The rationale of Scala MapLike.mapValues() ?

409 views
Skip to first unread message

Jan Goyvaerts

unread,
Mar 19, 2014, 8:11:07 AM3/19/14
to java...@googlegroups.com, scala...@googlegroups.com

I have been chasing a weird bug for some time now - and finally found it. I thought MapLike.mapValues() was a shortcut variant of map(), but to only map the values. Easy and less code.

The ScalaDoc of mapValues reads "Transforms this map by applying a function to every retrieved value". A generic explanation that might mean a lot of things. And surely, until now it always did the expected. I thought I was safe anyway because I made sure to use only immutable maps.

However, mapValues() causes the transformation function to run each time the map value is accessed. Which in my case is a big nono because the transformation takes a lot of time. Hence, doing it just once and store the results.

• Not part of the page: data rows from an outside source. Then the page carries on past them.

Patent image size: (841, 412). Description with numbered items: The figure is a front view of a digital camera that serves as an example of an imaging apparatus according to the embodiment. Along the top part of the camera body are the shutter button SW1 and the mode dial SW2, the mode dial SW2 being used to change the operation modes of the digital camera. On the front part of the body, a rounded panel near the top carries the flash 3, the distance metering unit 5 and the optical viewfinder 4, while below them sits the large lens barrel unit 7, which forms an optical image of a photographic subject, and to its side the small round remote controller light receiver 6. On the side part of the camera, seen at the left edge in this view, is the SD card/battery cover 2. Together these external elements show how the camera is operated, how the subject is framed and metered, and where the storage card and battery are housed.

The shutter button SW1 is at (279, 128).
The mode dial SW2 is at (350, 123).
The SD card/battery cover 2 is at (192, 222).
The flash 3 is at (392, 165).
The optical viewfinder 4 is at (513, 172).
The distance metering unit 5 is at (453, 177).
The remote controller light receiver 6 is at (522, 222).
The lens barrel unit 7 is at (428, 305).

This is solved by using map() instead. It does the transformation once immediately.

While I understand the need for such functionalities, it also introduces the danger of misunderstanding them. It is poorly documented and the assumption of being safe when using immutable maps. Immutable => no side effects involved => safe. In my opinion, this is not an immutable map - because the values can change. Even though by deed I understand the whole structure is immutable. That's debate I won't even try to start. :-)

So, what's the rationale - Is it part of a concept I don't know yet about ? A concept with which "mapValues" would mean something else than mapping the values alone ?

And more importantly: Are there any other such traps hiding in Scala's API ? :-)

Is there a way to recognize them without checking every method explicitly first ?

Thanks !

Jan


====================================================================

class MapTransformationLearningSpec extends FunSpec {

  var addStatisticsCalled = 0

  describe("a Scala programmer") {
    it("should know how map transformations work") {
      val e = new Variable("e", "energy", classOf[Double])
      val m = new Variable("m", "mass", classOf[Double])
      val c = new Variable("c", "speed of light", classOf[Double])

      val vars = Seq(e, m, c)
      assert(addStatisticsCalled == 0, "addStatistics() was called %d times".format(addStatisticsCalled))
      val map: Map[String, Variable] = vars.map( v => v.name -> v).toMap.mapValues(v => addStatistics(v))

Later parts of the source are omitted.